Reconciliation State of Play: Debate Continues on Bill Strategy and Payfors: Despite House Speaker Mike Johnson’s (R-LA) intention to reach a final decision by Jan. 9 on how congressional Republicans would proceed with the budget reconciliation process, the House and Senate Republican Conferences remain divided on whether to pursue one, two or even three reconciliation bills for border, immigration, energy and tax issues, all top priorities for President-elect Donald Trump and his incoming administration. While initially signaling a preference for one bill, Trump has more recently remained open on the final strategy, stressing that it doesn’t matter how many bills congressional leaders pass because “the end result is going to be the same.”
11 Senate Democrats Urge Republican Colleagues to Pursue Bipartisanship in TCJA Negotiations: Led by Sens. Catherine Cortez Masto (D-NV) and Mark Warner (D-VA), 11 Senate Democrats wrote a letter to Senate Majority Leader John Thune (R-SD) and Senate Finance Committee Chairman Mike Crapo (R-ID) urging them and the Senate Republican Conference to work with Democrats in navigating the renewal of the expiring tax provisions in the Tax Cuts and Jobs Act (TCJA, Pub. L. 115-97). The lawmakers note the difficulties in passing a tax bill, given the budgetary consequences of passing a clean TCJA extension, and warn against passing “a fully deficit-financed, partisan” bill that “could risk raising costs for families, driving up interest rates for Americans looking to purchase a home, and increasing borrowing costs for American businesses and consumers.” The senators urge bipartisan tax reforms, given some aligned priorities between some Democrats and Republicans to “reduce deficit concerns … promot[e] pro-family tax policy, … [and] ensure the permanence of a competitive tax code for American businesses.”
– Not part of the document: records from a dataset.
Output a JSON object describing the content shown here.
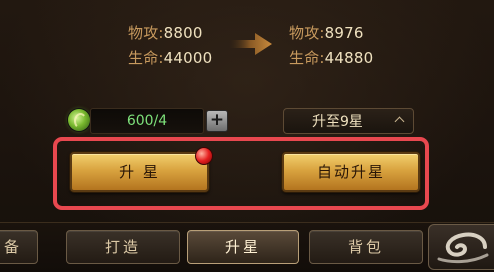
{
  "stats": {
    "before": {
      "attack_label": "物攻",
      "attack_value": "8800",
      "hp_label": "生命",
      "hp_value": "44000"
    },
    "after": {
      "attack_label": "物攻",
      "attack_value": "8976",
      "hp_label": "生命",
      "hp_value": "44880"
    },
    "separator": ":"
  },
  "resource": {
    "icon": "green-orb-icon",
    "count": "600/4",
    "plus_label": "+"
  },
  "target_select": {
    "label": "升至9星"
  },
  "buttons": {
    "upgrade_star": "升 星",
    "auto_upgrade_star": "自动升星"
  },
  "tabs": [
    {
      "label": "备",
      "active": false
    },
    {
      "label": "打造",
      "active": false
    },
    {
      "label": "升星",
      "active": true
    },
    {
      "label": "背包",
      "active": false
    }
  ],
  "colors": {
    "highlight_frame": "#e8484f",
    "count_text": "#7de07a",
    "gold_button": "#d9a33f",
    "notification_dot": "#e51f1f"
  }
}
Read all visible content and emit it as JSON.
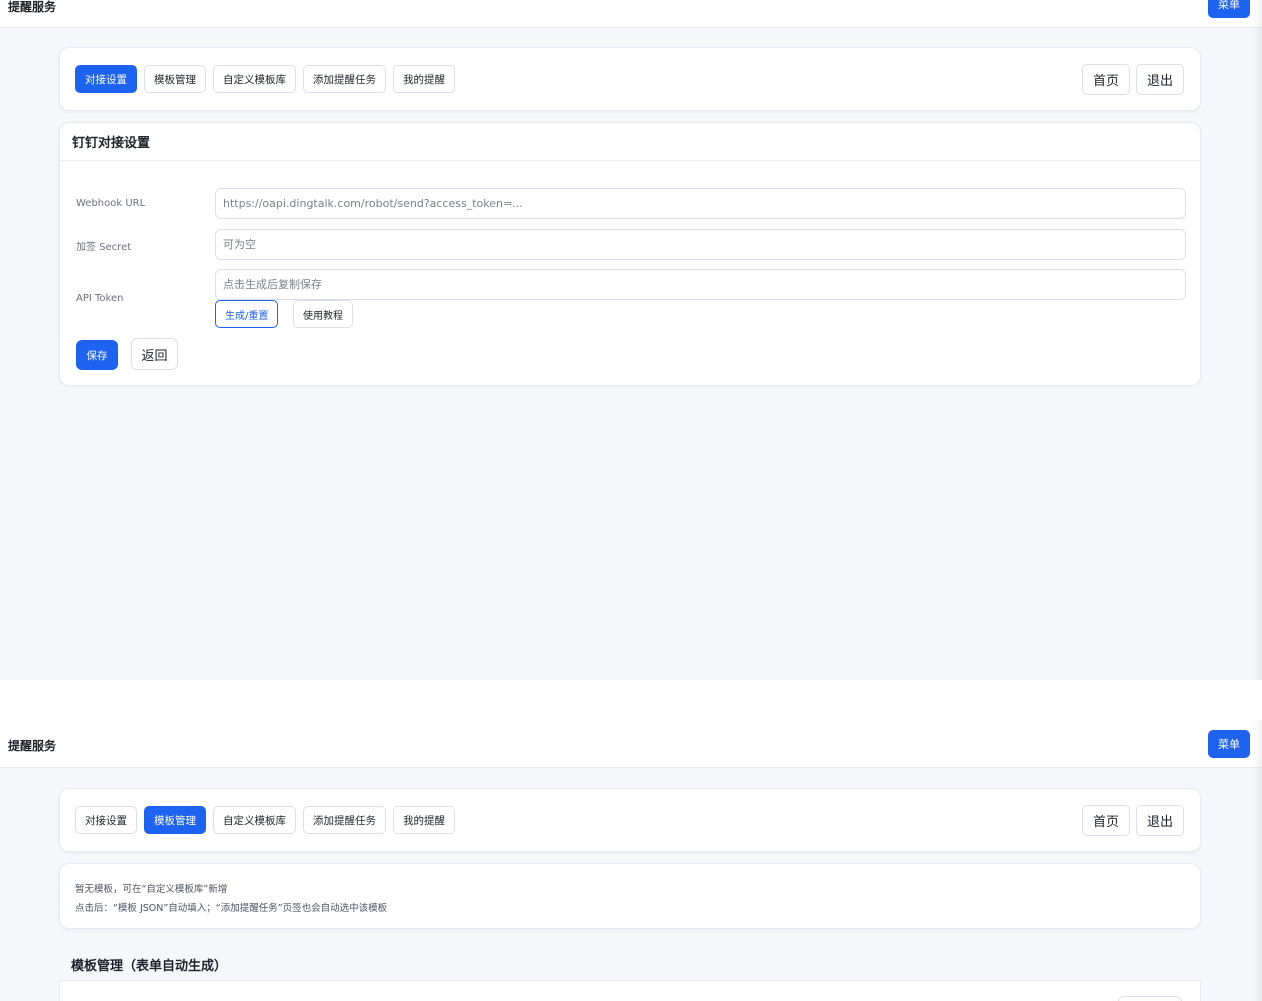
{
  "brand": "提醒服务",
  "menu_label": "菜单",
  "tabs": [
    "对接设置",
    "模板管理",
    "自定义模板库",
    "添加提醒任务",
    "我的提醒"
  ],
  "nav_right": {
    "home": "首页",
    "logout": "退出"
  },
  "dingtalk": {
    "title": "钉钉对接设置",
    "webhook_label": "Webhook URL",
    "webhook_placeholder": "https://oapi.dingtalk.com/robot/send?access_token=...",
    "secret_label": "加签 Secret",
    "secret_placeholder": "可为空",
    "token_label": "API Token",
    "token_placeholder": "点击生成后复制保存",
    "generate_label": "生成/重置",
    "tutorial_label": "使用教程",
    "save_label": "保存",
    "back_label": "返回"
  },
  "templates": {
    "hint_line1": "暂无模板，可在“自定义模板库”新增",
    "hint_line2": "点击后：“模板 JSON”自动填入；“添加提醒任务”页签也会自动选中该模板",
    "section_title": "模板管理（表单自动生成）"
  },
  "colors": {
    "primary": "#1d63f0",
    "background": "#f5f7fb",
    "border": "#dcdfe6"
  }
}
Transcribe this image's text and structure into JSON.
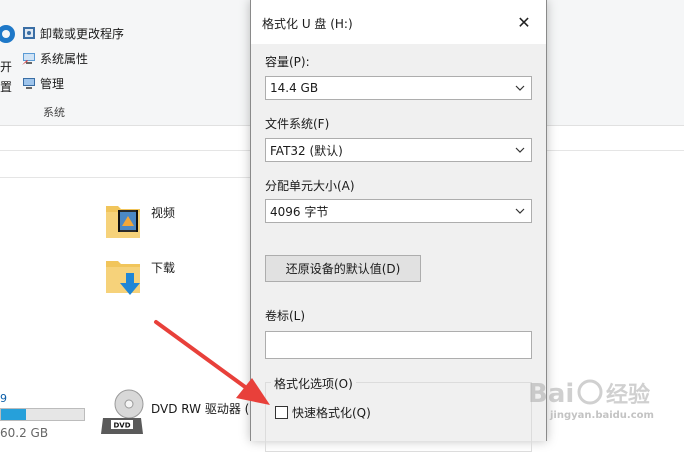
{
  "ribbon": {
    "partial_left_label_1": "开",
    "partial_left_label_2": "置",
    "items": [
      {
        "label": "卸载或更改程序",
        "icon": "uninstall-icon"
      },
      {
        "label": "系统属性",
        "icon": "system-properties-icon"
      },
      {
        "label": "管理",
        "icon": "manage-icon"
      }
    ],
    "group_label": "系统"
  },
  "folders": [
    {
      "label": "视频",
      "icon": "videos-folder-icon"
    },
    {
      "label": "下载",
      "icon": "downloads-folder-icon"
    }
  ],
  "drives": {
    "dvd_label": "DVD RW 驱动器 (",
    "partial_size": "60.2 GB",
    "partial_top": "9",
    "fill_fraction": 0.3
  },
  "dialog": {
    "title": "格式化 U 盘 (H:)",
    "close_glyph": "✕",
    "capacity_label": "容量(P):",
    "capacity_value": "14.4 GB",
    "filesystem_label": "文件系统(F)",
    "filesystem_value": "FAT32 (默认)",
    "allocation_label": "分配单元大小(A)",
    "allocation_value": "4096 字节",
    "restore_button": "还原设备的默认值(D)",
    "volume_label": "卷标(L)",
    "volume_value": "",
    "options_label": "格式化选项(O)",
    "quick_format_label": "快速格式化(Q)",
    "quick_format_checked": false
  },
  "watermark": {
    "brand": "Bai经验",
    "sub": "jingyan.baidu.com"
  },
  "colors": {
    "accent": "#26a0da",
    "arrow": "#e8403a"
  }
}
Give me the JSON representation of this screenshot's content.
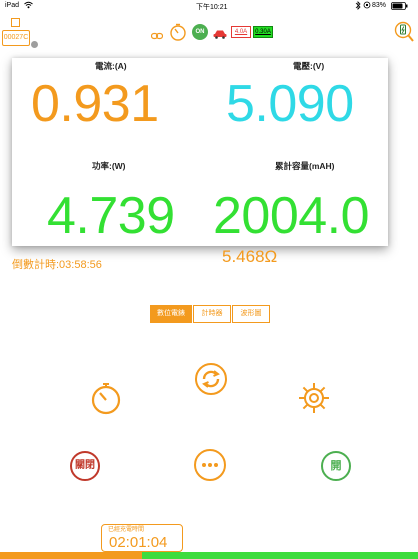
{
  "status_bar": {
    "carrier": "iPad",
    "time": "下午10:21",
    "battery": "83%"
  },
  "header": {
    "device_id": "00027C",
    "on_badge": "ON",
    "limit_1": "4.0A",
    "limit_2": "0.30A"
  },
  "meters": {
    "current_label": "電流:(A)",
    "current_value": "0.931",
    "voltage_label": "電壓:(V)",
    "voltage_value": "5.090",
    "power_label": "功率:(W)",
    "power_value": "4.739",
    "capacity_label": "累計容量(mAH)",
    "capacity_value": "2004.0",
    "resistance": "5.468Ω",
    "countdown": "倒數計時:03:58:56"
  },
  "tabs": [
    "數位電錶",
    "計時器",
    "波形圖"
  ],
  "controls": {
    "off_label": "關閉",
    "on_label": "開"
  },
  "footer": {
    "elapsed_label": "已經充電時間",
    "elapsed_time": "02:01:04",
    "progress": 0.34
  },
  "colors": {
    "accent_orange": "#f39a1e",
    "cyan": "#2fd9e6",
    "green": "#33e033",
    "red": "#c0392b",
    "on_green": "#4caf50"
  }
}
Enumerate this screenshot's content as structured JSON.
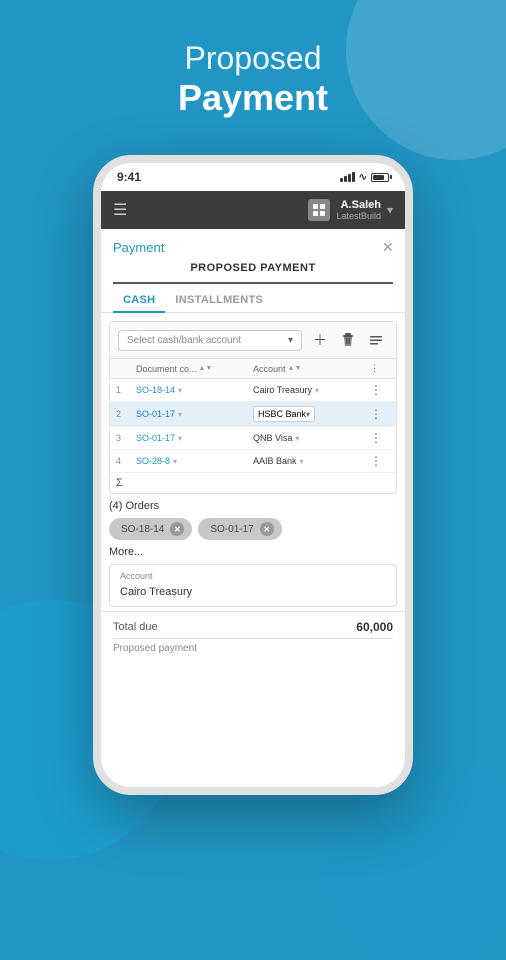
{
  "background": {
    "color": "#2196c4"
  },
  "header": {
    "line1": "Proposed",
    "line2": "Payment"
  },
  "phone": {
    "time": "9:41",
    "topbar": {
      "menu_icon": "☰",
      "user_name": "A.Saleh",
      "build_name": "LatestBuild",
      "arrow": "▾"
    },
    "content": {
      "payment_link": "Payment",
      "close_btn": "×",
      "section_title": "PROPOSED PAYMENT",
      "tabs": [
        {
          "label": "CASH",
          "active": true
        },
        {
          "label": "INSTALLMENTS",
          "active": false
        }
      ],
      "select_placeholder": "Select cash/bank account",
      "table": {
        "columns": [
          "Document co...",
          "Account"
        ],
        "rows": [
          {
            "num": "1",
            "doc": "SO-18-14",
            "account": "Cairo Treasury",
            "selected": false
          },
          {
            "num": "2",
            "doc": "SO-01-17",
            "account": "HSBC Bank",
            "selected": true
          },
          {
            "num": "3",
            "doc": "SO-01-17",
            "account": "QNB Visa",
            "selected": false
          },
          {
            "num": "4",
            "doc": "SO-28-8",
            "account": "AAIB Bank",
            "selected": false
          }
        ],
        "sigma": "Σ"
      },
      "orders": {
        "count_label": "(4) Orders",
        "chips": [
          {
            "label": "SO-18-14"
          },
          {
            "label": "SO-01-17"
          }
        ],
        "more_label": "More..."
      },
      "tooltip": {
        "label": "Account",
        "value": "Cairo Treasury"
      },
      "totals": {
        "due_label": "Total due",
        "due_value": "60,000",
        "proposed_label": "Proposed payment"
      }
    }
  }
}
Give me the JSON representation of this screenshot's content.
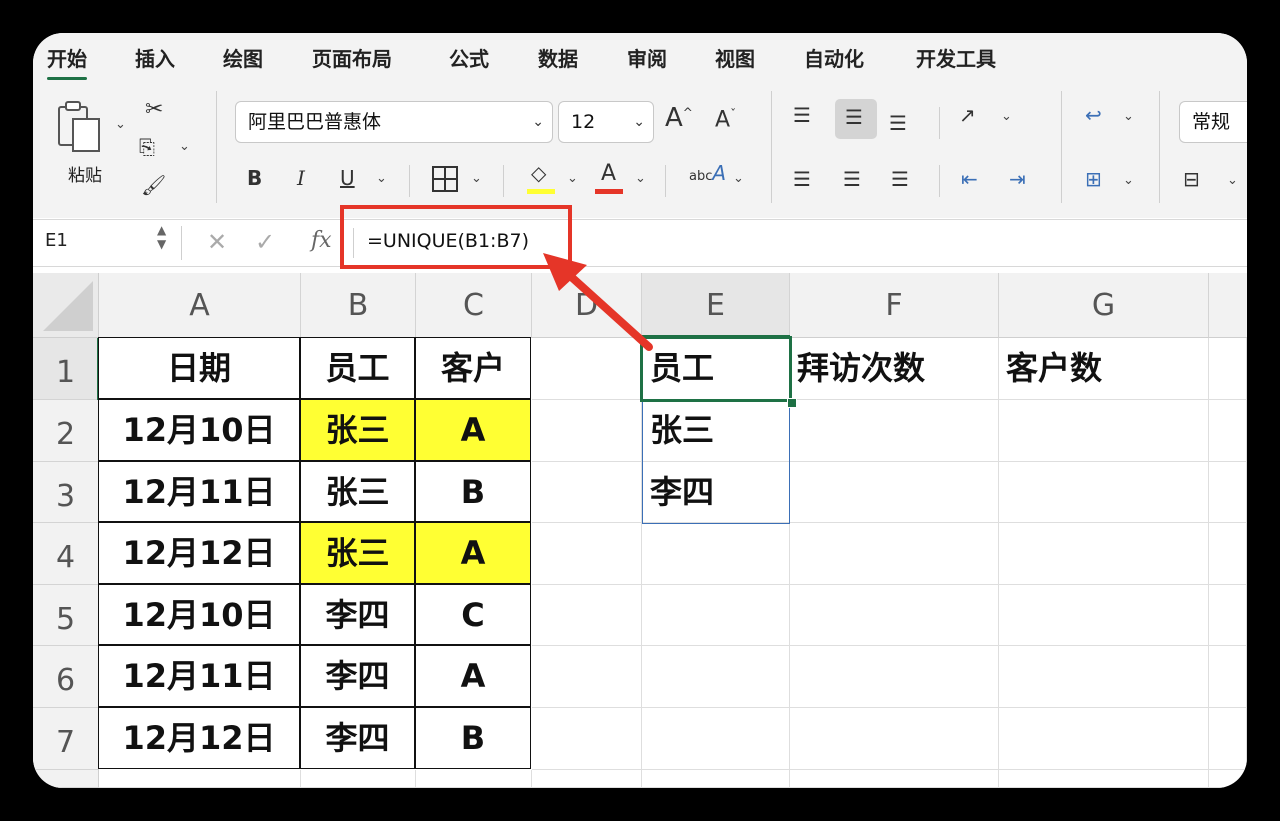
{
  "tabs": [
    "开始",
    "插入",
    "绘图",
    "页面布局",
    "公式",
    "数据",
    "审阅",
    "视图",
    "自动化",
    "开发工具"
  ],
  "ribbon": {
    "paste_label": "粘贴",
    "font_name": "阿里巴巴普惠体",
    "font_size": "12",
    "bold": "B",
    "italic": "I",
    "underline": "U",
    "number_format": "常规",
    "font_grow": "A",
    "font_shrink": "A",
    "font_color_letter": "A",
    "abc_label": "abc"
  },
  "formula_bar": {
    "name_box": "E1",
    "fx": "fx",
    "formula": "=UNIQUE(B1:B7)"
  },
  "columns": [
    "A",
    "B",
    "C",
    "D",
    "E",
    "F",
    "G"
  ],
  "rows": [
    "1",
    "2",
    "3",
    "4",
    "5",
    "6",
    "7"
  ],
  "table": {
    "headers": [
      "日期",
      "员工",
      "客户"
    ],
    "rows": [
      [
        "12月10日",
        "张三",
        "A"
      ],
      [
        "12月11日",
        "张三",
        "B"
      ],
      [
        "12月12日",
        "张三",
        "A"
      ],
      [
        "12月10日",
        "李四",
        "C"
      ],
      [
        "12月11日",
        "李四",
        "A"
      ],
      [
        "12月12日",
        "李四",
        "B"
      ]
    ]
  },
  "summary": {
    "headers": [
      "员工",
      "拜访次数",
      "客户数"
    ],
    "values": [
      "张三",
      "李四"
    ]
  },
  "colors": {
    "highlight": "#ffff33",
    "annotation": "#e53528",
    "accent": "#1e7145",
    "spill_border": "#3b6fb6"
  }
}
Trump Meets with SALT Caucus Republicans: Last weekend, President-elect Donald Trump held meetings at Mar-a-Lago with several groups of Republicans, including House Republicans representing districts in the high-tax states of California, New York and New Jersey who are concerned about the cap on the state and local tax (SALT) deduction. Trump was reportedly receptive to the members’ requests for SALT reform, telling them to negotiate a “fair number” with other congressional Republicans. Negotiations are expected to be comprehensive, given the opposition to SALT reform by many Senate and House Republicans.
Treasury Department, IRS Issue Final Regulations on Sections 45Y and 48E Technology-Neutral Tax Credits: On Jan. 7, the Treasury Department and Internal Revenue Service (IRS) issued final regulations for the Section 45Y Clean Electricity Production Credit and the Section 48E Clean Electricity Investment Credit, both of which were enacted as part of the Inflation Reduction Act (Pub. L. 117-169). The final regulations remain largely the same as last year’s proposed regulations, with only modest changes to the requirement that energy facilities placed in service after Dec. 31, 2024, must have zero greenhouse gas emissions in order to qualify for the credit. The regulation differentiates between two types of energy facilities: (1) combustion and gasification (C&G) facilities; and (2) non-combustion and gasification (non-C&G), which the regulations apply to many of the current technologies, including wind, solar, hydropower, geothermal and nuclear. These two categories have different methodologies for determining their emissions. While combustion and gasification facilities must account for anticipated net lifecycle greenhouse gas emissions, including the full scope of fuel and feedstock production as well as any indirect emissions, the regulations provide that non-C&G facilities are required to take into account only emissions resulting from the production of electricity.